I developed a presentation on big data for a series of education sessions I am delivering for a financial institution trade association. As I was putting the presentation together, I realized that this was probably a good topic for the blog as a lot of you are running headlong toward big data either for log data analysis or just as the next “I need to be doing this” technology fad.
Most people do not realize that big data has been around for quite a while, relatively speaking. Google, Yahoo and similar Web service providers have been dealing with big data for years. But it was only recently that big data management frameworks such as Apache Hadoop, Google BigQuery and MongoDB became publically available through shareware, commercial solutions and software as a service (SaaS).
So we are all on the same page, let us define “big data.” The best definition I have seen for big data is from Gartner.
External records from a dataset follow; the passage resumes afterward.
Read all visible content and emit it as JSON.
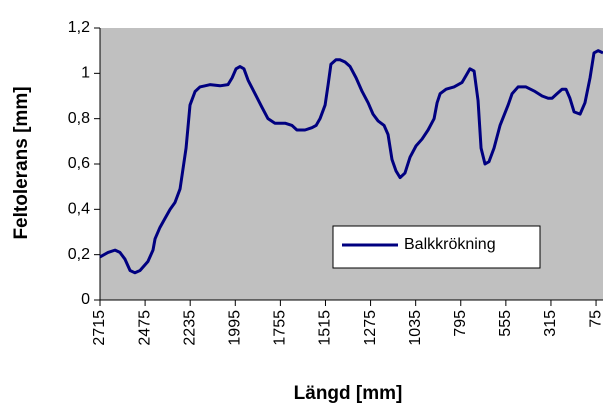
{
  "chart_data": {
    "type": "line",
    "x_label": "Längd [mm]",
    "y_label": "Feltolerans [mm]",
    "x": [
      2715,
      2672,
      2635,
      2609,
      2582,
      2555,
      2529,
      2502,
      2460,
      2433,
      2422,
      2396,
      2369,
      2342,
      2316,
      2289,
      2273,
      2257,
      2247,
      2236,
      2209,
      2183,
      2156,
      2130,
      2076,
      2034,
      2012,
      1991,
      1970,
      1949,
      1927,
      1890,
      1853,
      1821,
      1784,
      1730,
      1693,
      1667,
      1624,
      1587,
      1565,
      1544,
      1517,
      1501,
      1486,
      1459,
      1438,
      1411,
      1384,
      1352,
      1320,
      1288,
      1262,
      1235,
      1203,
      1182,
      1161,
      1140,
      1118,
      1092,
      1065,
      1033,
      1001,
      969,
      937,
      921,
      905,
      873,
      831,
      788,
      767,
      746,
      724,
      703,
      687,
      666,
      645,
      618,
      586,
      543,
      522,
      490,
      448,
      400,
      362,
      330,
      309,
      283,
      256,
      235,
      214,
      192,
      160,
      134,
      107,
      86,
      64,
      38
    ],
    "series": [
      {
        "name": "Balkkrökning",
        "color": "#000080",
        "values": [
          0.19,
          0.21,
          0.22,
          0.21,
          0.18,
          0.13,
          0.12,
          0.13,
          0.17,
          0.22,
          0.27,
          0.32,
          0.36,
          0.4,
          0.43,
          0.49,
          0.58,
          0.67,
          0.76,
          0.86,
          0.92,
          0.94,
          0.945,
          0.95,
          0.945,
          0.95,
          0.98,
          1.02,
          1.03,
          1.02,
          0.97,
          0.91,
          0.85,
          0.8,
          0.78,
          0.78,
          0.77,
          0.75,
          0.75,
          0.76,
          0.77,
          0.8,
          0.86,
          0.95,
          1.04,
          1.06,
          1.06,
          1.05,
          1.03,
          0.98,
          0.92,
          0.87,
          0.82,
          0.79,
          0.77,
          0.73,
          0.62,
          0.57,
          0.54,
          0.56,
          0.63,
          0.68,
          0.71,
          0.75,
          0.8,
          0.87,
          0.91,
          0.93,
          0.94,
          0.96,
          0.99,
          1.02,
          1.01,
          0.88,
          0.67,
          0.6,
          0.61,
          0.67,
          0.77,
          0.86,
          0.91,
          0.94,
          0.94,
          0.92,
          0.9,
          0.89,
          0.89,
          0.91,
          0.93,
          0.93,
          0.89,
          0.83,
          0.82,
          0.87,
          0.98,
          1.09,
          1.1,
          1.09
        ]
      }
    ],
    "xlim": [
      2715,
      38
    ],
    "xticks": [
      2715,
      2475,
      2235,
      1995,
      1755,
      1515,
      1275,
      1035,
      795,
      555,
      315,
      75
    ],
    "ylim": [
      0,
      1.2
    ],
    "yticks": [
      0,
      {
        "value": 0.2,
        "label": "0,2"
      },
      {
        "value": 0.4,
        "label": "0,4"
      },
      {
        "value": 0.6,
        "label": "0,6"
      },
      {
        "value": 0.8,
        "label": "0,8"
      },
      1,
      {
        "value": 1.2,
        "label": "1,2"
      }
    ],
    "plot_background": "#c0c0c0",
    "legend": "center-right"
  }
}
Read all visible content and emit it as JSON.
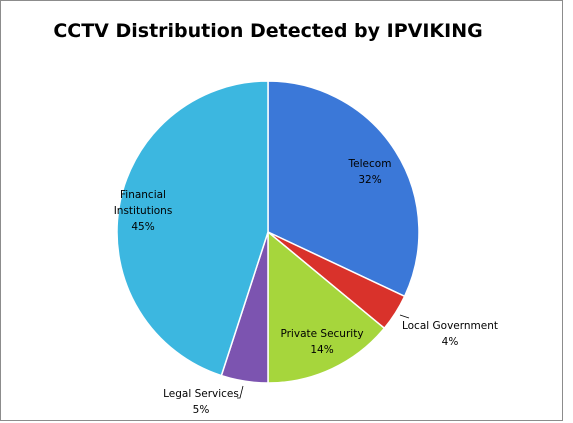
{
  "chart_data": {
    "type": "pie",
    "title": "CCTV Distribution Detected by IPVIKING",
    "slices": [
      {
        "label": "Telecom",
        "value": 32,
        "value_label": "32%",
        "color": "#3b78d8"
      },
      {
        "label": "Local Government",
        "value": 4,
        "value_label": "4%",
        "color": "#d9322b"
      },
      {
        "label": "Private Security",
        "value": 14,
        "value_label": "14%",
        "color": "#a6d63c"
      },
      {
        "label": "Legal Services",
        "value": 5,
        "value_label": "5%",
        "color": "#7c54b0"
      },
      {
        "label": "Financial Institutions",
        "value": 45,
        "value_label": "45%",
        "color": "#3cb7e0"
      }
    ],
    "legend": "none",
    "data_labels": "category and percentage"
  }
}
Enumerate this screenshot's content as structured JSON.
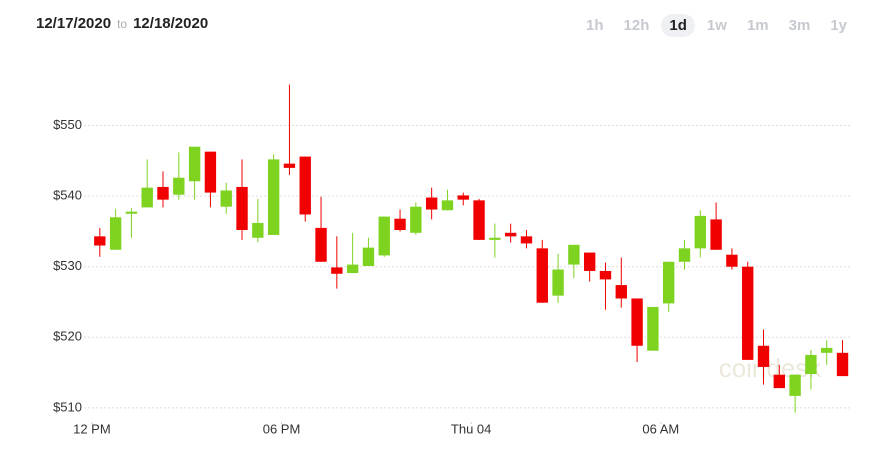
{
  "header": {
    "start_date": "12/17/2020",
    "separator": "to",
    "end_date": "12/18/2020",
    "ranges": [
      "1h",
      "12h",
      "1d",
      "1w",
      "1m",
      "3m",
      "1y"
    ],
    "active_range": "1d"
  },
  "chart_data": {
    "type": "candlestick",
    "watermark": "coindesk",
    "open": [
      534.3,
      532.4,
      537.5,
      538.4,
      541.3,
      540.2,
      542.1,
      546.3,
      538.5,
      541.3,
      534.1,
      534.5,
      544.6,
      545.6,
      535.5,
      529.9,
      529.1,
      530.1,
      531.6,
      536.8,
      534.8,
      539.8,
      538.0,
      540.1,
      539.4,
      533.8,
      534.8,
      534.3,
      532.6,
      525.9,
      530.3,
      532.0,
      529.4,
      527.4,
      525.5,
      518.1,
      524.8,
      530.7,
      532.6,
      536.7,
      531.7,
      530.0,
      518.8,
      514.7,
      511.7,
      514.8,
      517.8,
      517.8
    ],
    "high": [
      535.5,
      538.2,
      538.3,
      545.2,
      543.5,
      546.2,
      547.0,
      546.3,
      541.9,
      545.2,
      539.6,
      545.9,
      555.8,
      545.6,
      539.9,
      534.3,
      534.8,
      534.1,
      537.1,
      538.1,
      539.1,
      541.2,
      540.9,
      540.5,
      539.6,
      536.1,
      536.1,
      535.2,
      533.8,
      531.8,
      533.1,
      532.0,
      530.6,
      531.3,
      525.5,
      524.3,
      530.7,
      533.8,
      538.0,
      539.1,
      532.6,
      530.7,
      521.1,
      516.1,
      514.7,
      518.2,
      519.6,
      519.6
    ],
    "low": [
      531.4,
      532.4,
      534.1,
      538.4,
      538.4,
      539.5,
      539.5,
      538.4,
      537.5,
      533.8,
      533.5,
      534.5,
      543.0,
      536.4,
      530.7,
      526.9,
      529.1,
      530.1,
      531.4,
      535.0,
      534.5,
      536.7,
      538.0,
      538.7,
      533.8,
      531.3,
      533.4,
      532.6,
      524.9,
      524.9,
      528.4,
      527.9,
      523.9,
      524.2,
      516.5,
      518.1,
      523.6,
      529.6,
      531.3,
      532.4,
      529.6,
      516.8,
      513.3,
      512.8,
      509.3,
      512.6,
      516.1,
      514.5
    ],
    "close": [
      533.0,
      537.0,
      537.8,
      541.2,
      539.5,
      542.6,
      547.0,
      540.5,
      540.8,
      535.2,
      536.2,
      545.2,
      544.0,
      537.4,
      530.7,
      529.0,
      530.3,
      532.7,
      537.1,
      535.2,
      538.5,
      538.1,
      539.4,
      539.5,
      533.8,
      534.1,
      534.3,
      533.3,
      524.9,
      529.6,
      533.1,
      529.4,
      528.2,
      525.5,
      518.8,
      524.3,
      530.7,
      532.6,
      537.2,
      532.4,
      530.0,
      516.8,
      515.8,
      512.8,
      514.7,
      517.5,
      518.5,
      514.5
    ],
    "up_color": "#7ed321",
    "down_color": "#f00000",
    "xlim": [
      -1,
      47.6
    ],
    "xticks": [
      {
        "value": -0.5,
        "label": "12 PM"
      },
      {
        "value": 11.5,
        "label": "06 PM"
      },
      {
        "value": 23.5,
        "label": "Thu 04"
      },
      {
        "value": 35.5,
        "label": "06 AM"
      }
    ],
    "ylim": [
      508,
      559
    ],
    "yticks": [
      {
        "value": 510,
        "label": "$510"
      },
      {
        "value": 520,
        "label": "$520"
      },
      {
        "value": 530,
        "label": "$530"
      },
      {
        "value": 540,
        "label": "$540"
      },
      {
        "value": 550,
        "label": "$550"
      }
    ],
    "grid": true
  }
}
“Big data are high-volume, high-velocity, and/or high-variety information assets that require new forms of processing to enable enhanced decision making, insight discovery and process optimization.”
Examples of big data include information such as Web search results, electronic messages (e.g., SMS, email and instant messages), social media postings, pictures, videos and even system log data. However, it can also include credit/debit card transactions, check images, receipts and other transactional information depending on the source of the information. As a result, big data can easily end up in-scope for PCI compliance.
The first problem with big data is that organizations are expected to know the data going into their big data repositories. The reason “know your data” is so important with big data is that it comes from potentially a wide variety of sources such as:
- Social media
- News feeds
- Images
- Streaming media (audio and video)
- Documents
- Messaging systems
- Audit logs
- Transaction logs
- Web sites
- System logs
With this diversity of information sources, it is anyone’s guess as to how much sensitive information could end up in an organization’s big data repositories. But worse yet, anyone in the big data field will tell you that you need to anticipate all potential sensitive data so that you can secure and protect it appropriately. Why is this? Because big data tools allow everything to be searchable: text, images, audio, video, anything. So if you do not want the information to be searchable, then you need to identify it and either encrypt it, truncate it or remove it so that it cannot be found. As those of you that are using data loss prevention (DLP) or other tools to find cardholder data (CHD) stored on your systems are well aware, finding CHD is not as easy it would appear. As a result, finding it in big data could be the ultimate finding the needle in the haystack game.
The next problem with big data is that the security tools for big data are very early in their development and, in some cases, are really bolt on after thoughts that use constantly running queries to find and protect the sensitive data. While a lot of vendors claim they can secure data at the “field” level, I have spoken to a number of clients going through big data implementations that tell me this is a pipe dream at the moment. As such, in all cases I am aware; big data protection is currently accomplished through totally encrypting all of the data and very severely restricting access.
Which begs the question, how can big data be PCI compliant? Well it can be PCI compliant as long as: (1) access to it is extremely limited (only a very few people have access such as two to three), or (2) you are able to truncate, remove or encrypt the CHD contained in your big data hive(s). Given that accurately locating CHD can be nearly impossible with current techniques, I just do not see option 2 as currently viable, so extremely limited access is your only workable option. Even then I seriously doubt that big data is a good place for CHD to be stored as severely limiting access is also not viable given why big data is being implemented. As a result, big data is probably not a good place for sensitive data, cardholder or otherwise, until the security tools catch up.
I think my readers will recognize why their log data would fit into the big data category. It definitely has high volume as it typically comes from a large pool of devices that are generating potentially hundreds to thousands of entries per second which also satisfies the high velocity requirement as well. And the high variety aspect is also satisfied as log data from a Cisco or Juniper device is nothing like log data generated from a Windows or Linux server or any other litany of network devices. However, while the likelihood of CHD should be nonexistent in log data, CHD can still end up in log data due to debugging being performed. As such, I am not certain I would be comfortable with log data in a big data hive until the maturity of the security tools is better.
The bottom line at the moment is I just do not see big data being ready for PCI compliance at this point. I am sure that someday big data will be capable of being PCI compliant, but not at this time. So all of you that need to be PCI compliant running towards the light at the end of the big data tunnel. That light you see is not then end of the tunnel but an oncoming train about to run you over.